In Bach's reforms of 1854 it was reorganised into 22 districts or Amtsbezirke (distinct from the political districts listed above, rather corresponding to the judicial districts (Gerichtsbezirke)) plus the statutory city of Troppau:

1. Jauernig (Javorník)
2. Weidenau (Vidnava)
3. Freiwaldau (Frývaldov)
4. Zuckmantel (Cukmantl)
5. Hotzenplotz (Osoblaha)
6. Olbersdorf (Město Albrechtice)
7. Jägerndorf (Krnov)
8. Freudenthal (Bruntál)
9. Benisch (Horní Benešov)
10. Troppau (Opava)
11. Wigstadtl (Vítkov)
12. Odrau (Odry)
13. Wagstadt (Bílovec)
14. Königsberg (Klimkovice)
15. Oderberg (Bohumín)
16. Friedeck (Frýdek)
17. Freistadt (Fryštát)
18. Teschen (Cieszyn/Těšín)
19. Jablunkau (Jablunkov)
20. Schwarzwasser (Černá Voda)
21. Skotschau (Skoczów/Skočov)
22. Bielitz (Bielsko).

These districts were grouped into five Bezirksämter ('district offices'):
- The Landesgericht in Troppau, covering the city and district of Troppau and the districts of Wigstadtl, Odrau, Wagstadt and Königsberg
- Jauernig: Jauernig, Weidenau, Freiwaldau and Zuckmantel districts
- Jägerndorf: Jägerndorf, Hotzeplotz, Olbersdorf, Benisch and Freudenthal districts
- Teschen: Teschen, Oderberg, Friedek, Freistadt and Jablunkau districts
- Bielitz: Bielitz, Schwarzwasser and Skotschau districts

Judicially the Landesgericht in Troppau and Kreisgericht in Teschen remained separate, each covering one of the two disconnected parts of the crown land.

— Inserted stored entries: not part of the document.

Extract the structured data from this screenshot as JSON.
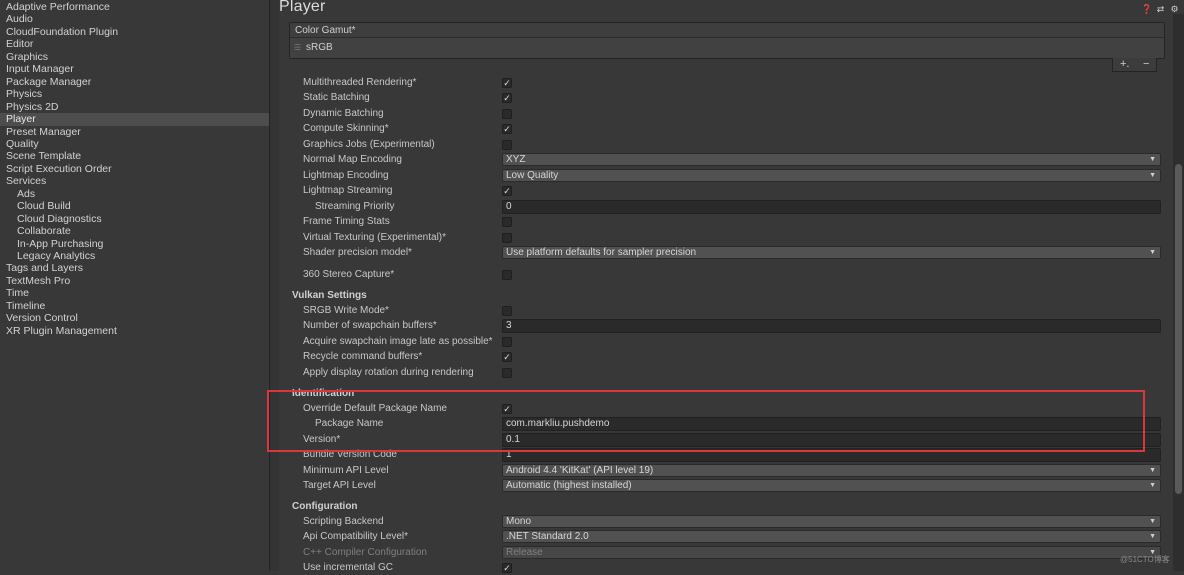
{
  "sidebar": {
    "items": [
      {
        "label": "Adaptive Performance",
        "sub": false,
        "selected": false
      },
      {
        "label": "Audio",
        "sub": false,
        "selected": false
      },
      {
        "label": "CloudFoundation Plugin",
        "sub": false,
        "selected": false
      },
      {
        "label": "Editor",
        "sub": false,
        "selected": false
      },
      {
        "label": "Graphics",
        "sub": false,
        "selected": false
      },
      {
        "label": "Input Manager",
        "sub": false,
        "selected": false
      },
      {
        "label": "Package Manager",
        "sub": false,
        "selected": false
      },
      {
        "label": "Physics",
        "sub": false,
        "selected": false
      },
      {
        "label": "Physics 2D",
        "sub": false,
        "selected": false
      },
      {
        "label": "Player",
        "sub": false,
        "selected": true
      },
      {
        "label": "Preset Manager",
        "sub": false,
        "selected": false
      },
      {
        "label": "Quality",
        "sub": false,
        "selected": false
      },
      {
        "label": "Scene Template",
        "sub": false,
        "selected": false
      },
      {
        "label": "Script Execution Order",
        "sub": false,
        "selected": false
      },
      {
        "label": "Services",
        "sub": false,
        "selected": false
      },
      {
        "label": "Ads",
        "sub": true,
        "selected": false
      },
      {
        "label": "Cloud Build",
        "sub": true,
        "selected": false
      },
      {
        "label": "Cloud Diagnostics",
        "sub": true,
        "selected": false
      },
      {
        "label": "Collaborate",
        "sub": true,
        "selected": false
      },
      {
        "label": "In-App Purchasing",
        "sub": true,
        "selected": false
      },
      {
        "label": "Legacy Analytics",
        "sub": true,
        "selected": false
      },
      {
        "label": "Tags and Layers",
        "sub": false,
        "selected": false
      },
      {
        "label": "TextMesh Pro",
        "sub": false,
        "selected": false
      },
      {
        "label": "Time",
        "sub": false,
        "selected": false
      },
      {
        "label": "Timeline",
        "sub": false,
        "selected": false
      },
      {
        "label": "Version Control",
        "sub": false,
        "selected": false
      },
      {
        "label": "XR Plugin Management",
        "sub": false,
        "selected": false
      }
    ]
  },
  "header": {
    "title": "Player",
    "icons": [
      "help-icon",
      "presets-icon",
      "gear-icon"
    ]
  },
  "color_gamut": {
    "header": "Color Gamut*",
    "items": [
      "sRGB"
    ],
    "add_symbol": "+.",
    "remove_symbol": "−"
  },
  "settings": {
    "multithreaded_rendering": {
      "label": "Multithreaded Rendering*",
      "checked": true
    },
    "static_batching": {
      "label": "Static Batching",
      "checked": true
    },
    "dynamic_batching": {
      "label": "Dynamic Batching",
      "checked": false
    },
    "compute_skinning": {
      "label": "Compute Skinning*",
      "checked": true
    },
    "graphics_jobs": {
      "label": "Graphics Jobs (Experimental)",
      "checked": false
    },
    "normal_map_encoding": {
      "label": "Normal Map Encoding",
      "value": "XYZ"
    },
    "lightmap_encoding": {
      "label": "Lightmap Encoding",
      "value": "Low Quality"
    },
    "lightmap_streaming": {
      "label": "Lightmap Streaming",
      "checked": true
    },
    "streaming_priority": {
      "label": "Streaming Priority",
      "value": "0"
    },
    "frame_timing_stats": {
      "label": "Frame Timing Stats",
      "checked": false
    },
    "virtual_texturing": {
      "label": "Virtual Texturing (Experimental)*",
      "checked": false
    },
    "shader_precision_model": {
      "label": "Shader precision model*",
      "value": "Use platform defaults for sampler precision"
    },
    "stereo_capture": {
      "label": "360 Stereo Capture*",
      "checked": false
    }
  },
  "vulkan": {
    "header": "Vulkan Settings",
    "srgb_write_mode": {
      "label": "SRGB Write Mode*",
      "checked": false
    },
    "swapchain_buffers": {
      "label": "Number of swapchain buffers*",
      "value": "3"
    },
    "acquire_swapchain_late": {
      "label": "Acquire swapchain image late as possible*",
      "checked": false
    },
    "recycle_command_buffers": {
      "label": "Recycle command buffers*",
      "checked": true
    },
    "apply_display_rotation": {
      "label": "Apply display rotation during rendering",
      "checked": false
    }
  },
  "identification": {
    "header": "Identification",
    "override_package_name": {
      "label": "Override Default Package Name",
      "checked": true
    },
    "package_name": {
      "label": "Package Name",
      "value": "com.markliu.pushdemo"
    },
    "version": {
      "label": "Version*",
      "value": "0.1"
    },
    "bundle_version_code": {
      "label": "Bundle Version Code",
      "value": "1"
    },
    "min_api_level": {
      "label": "Minimum API Level",
      "value": "Android 4.4 'KitKat' (API level 19)"
    },
    "target_api_level": {
      "label": "Target API Level",
      "value": "Automatic (highest installed)"
    }
  },
  "configuration": {
    "header": "Configuration",
    "scripting_backend": {
      "label": "Scripting Backend",
      "value": "Mono"
    },
    "api_compatibility": {
      "label": "Api Compatibility Level*",
      "value": ".NET Standard 2.0"
    },
    "cpp_compiler_config": {
      "label": "C++ Compiler Configuration",
      "value": "Release"
    },
    "incremental_gc": {
      "label": "Use incremental GC",
      "checked": true
    }
  },
  "watermark": "@51CTO博客",
  "colors": {
    "background": "#383838",
    "sidebar_selected": "#4d4d4d",
    "highlight_box": "#d9363e",
    "field_dark": "#2a2a2a",
    "dropdown": "#515151"
  }
}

In 1860 administrative responsibility for Silesia returned to the Moravian Statthalterei in Brünn/Brno; however, it remained a formally separate crown land and its administrative divisions remained unchanged.

Administrative divisions of Silesia as a crown land of Austria in 1900

Following the compromise of 1867 the political districts were re-established and continued in some form until Austria-Hungary's dissolution, with the following districts used at various times:
- Bielitz (Bielsko)
- Freistadt (Fryštát)
- Freiwaldau (Frývaldov)
- Freudenthal (Bruntál)
- Friedek (Frýdek)
- Jägerndorf (Krnov)
- Teschen (Cieszyn/Těšín)
- Troppau (Opava)
- Wagstadt (Bílovec).

For example, in 1900, there were 8 Bezirkshauptmannschaften in Austrian Silesia (in comparison to above list without Frydek).